Dans une situation considérée comme à risque, le stress survient et nos sens sont stimulés par l’adrénaline qui apporte de plus l’énergie nécessaire pour faire face au danger.

C’est ensuite le cortisol qui est sécrété en grande quantité pour permettre à notre cerveau, à nos muscles et à notre cœur d’avoir l’énergie nécessaire grâce à la transformation des graisses en sucres.

En dehors de ces poussées intenses de stress, le cortisol aide également à maintenir l’équilibre énergétique de l’organisme durant la journée.

Sa sécrétion ne devient problématique que quand le stress est présent en permanence car le cortisol déclenche alors trop souvent le signal provoquant l’apparition de la faim afin que soient reconstituées les réserves de graisses de l’organisme.

Cette hormone est également responsable de la baisse du taux de leptine qui calme la sensation de faim et par conséquent peut favoriser une prise de poids localisée principalement autour de la taille.

Le plan de bataille

Pour maîtriser la sécrétion de cortisol, il faut réussir à dompter ou du moins à contrôler le stress en excès.

Essayez d’introduire du mouvement dans votre emploi du temps quotidien en faisant une petite demi-heure d’activité physique.
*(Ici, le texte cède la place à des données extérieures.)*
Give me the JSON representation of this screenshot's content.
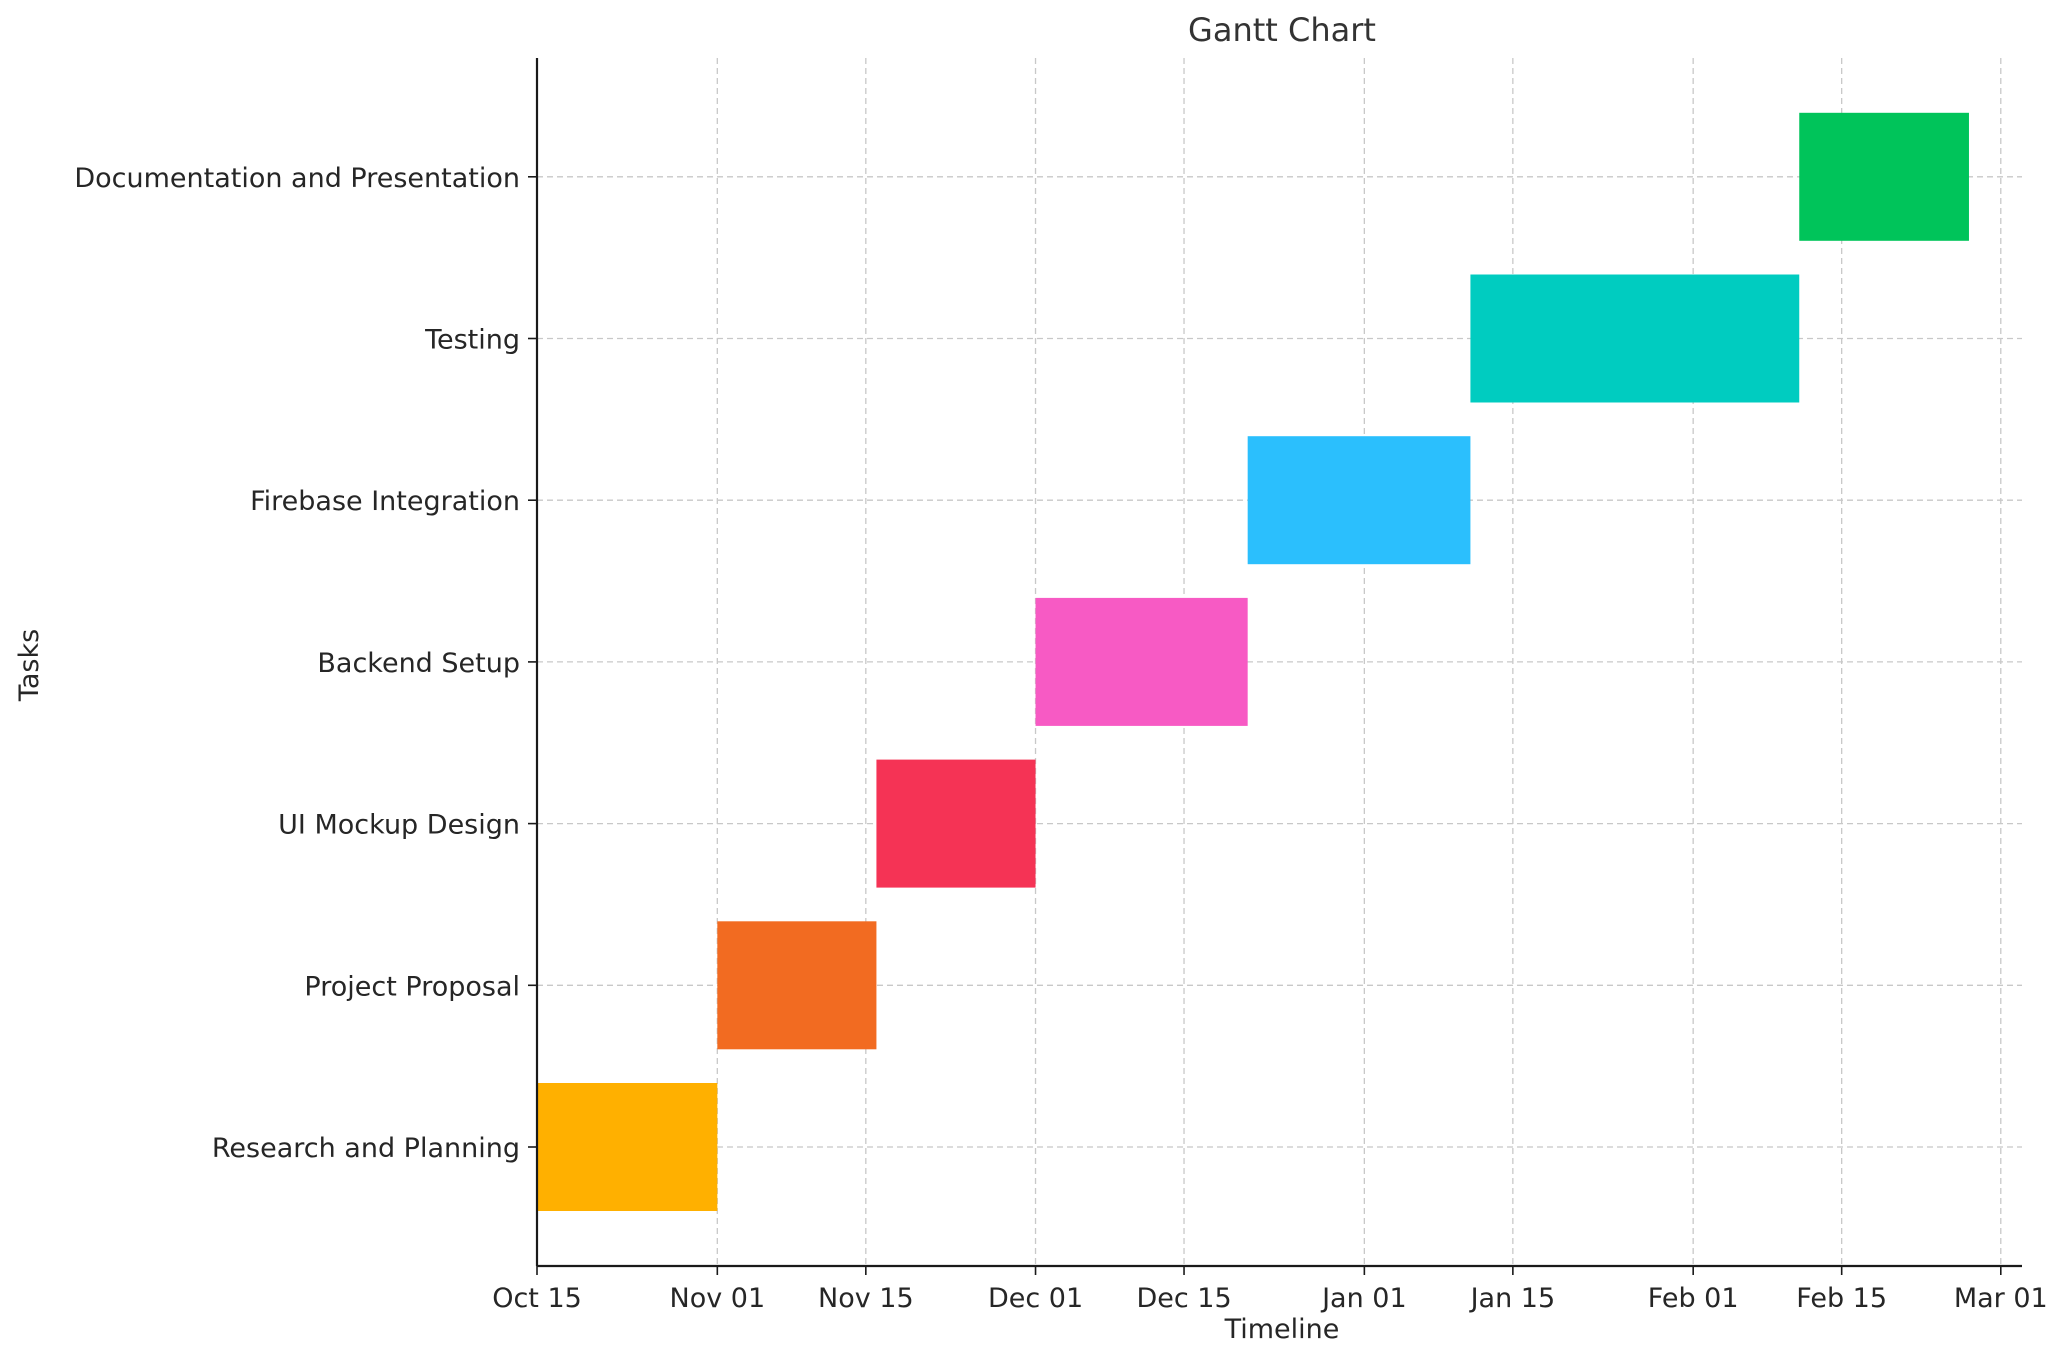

Vous pouvez courir, nager, faire du vélo ou opter pour une discipline douce comme le tai-chi-chuan ou le Qi Gong par exemple.

Autres activités conseillées, le yoga qui connait succès grandissant en Occident et la méditation pleine conscience qui favorise le ralentissement du métabolisme et permet donc de limiter le stress.

Le soir, veillez à la qualité de vos nuits car, trop courtes, elles augmentent votre taux de cortisol dans le sang de 50%. Lisez, écoutez de la musique ou prenez un bain avant de rejoindre votre lit dès que vous ressentez les premiers signes de la fatigue afin de ne pas manquer le début de votre cycle de sommeil.

  • La ghréline

Sécrétée surtout par des cellules de l’estomac mais aussi du pancréas et de l’hypothalamus, la ghréline est une hormone qui a pour rôle de stimuler l’appétit : elle transite via le système sanguin jusqu’au cerveau, où ses signaux indiquent au cerveau que le corps manque de carburant énergétique et qu’il est nécessaire de l’alimenter.

Son taux augmente donc avant les repas et diminue quand l’estomac se remplit. C’est la raison pour laquelle elle possède une action inverse de celle de la leptine qui favorise la satiété.

Elle fait donc consommer plus de nourriture, absorber plus de calories et à terme favorise le stockage des graisses.

Le plan de bataille

Ne sautez pas de repas ! Plus votre estomac sera vide, plus la sécrétion de ghréline augmentera avec la clé une faim de loup lors des principaux repas !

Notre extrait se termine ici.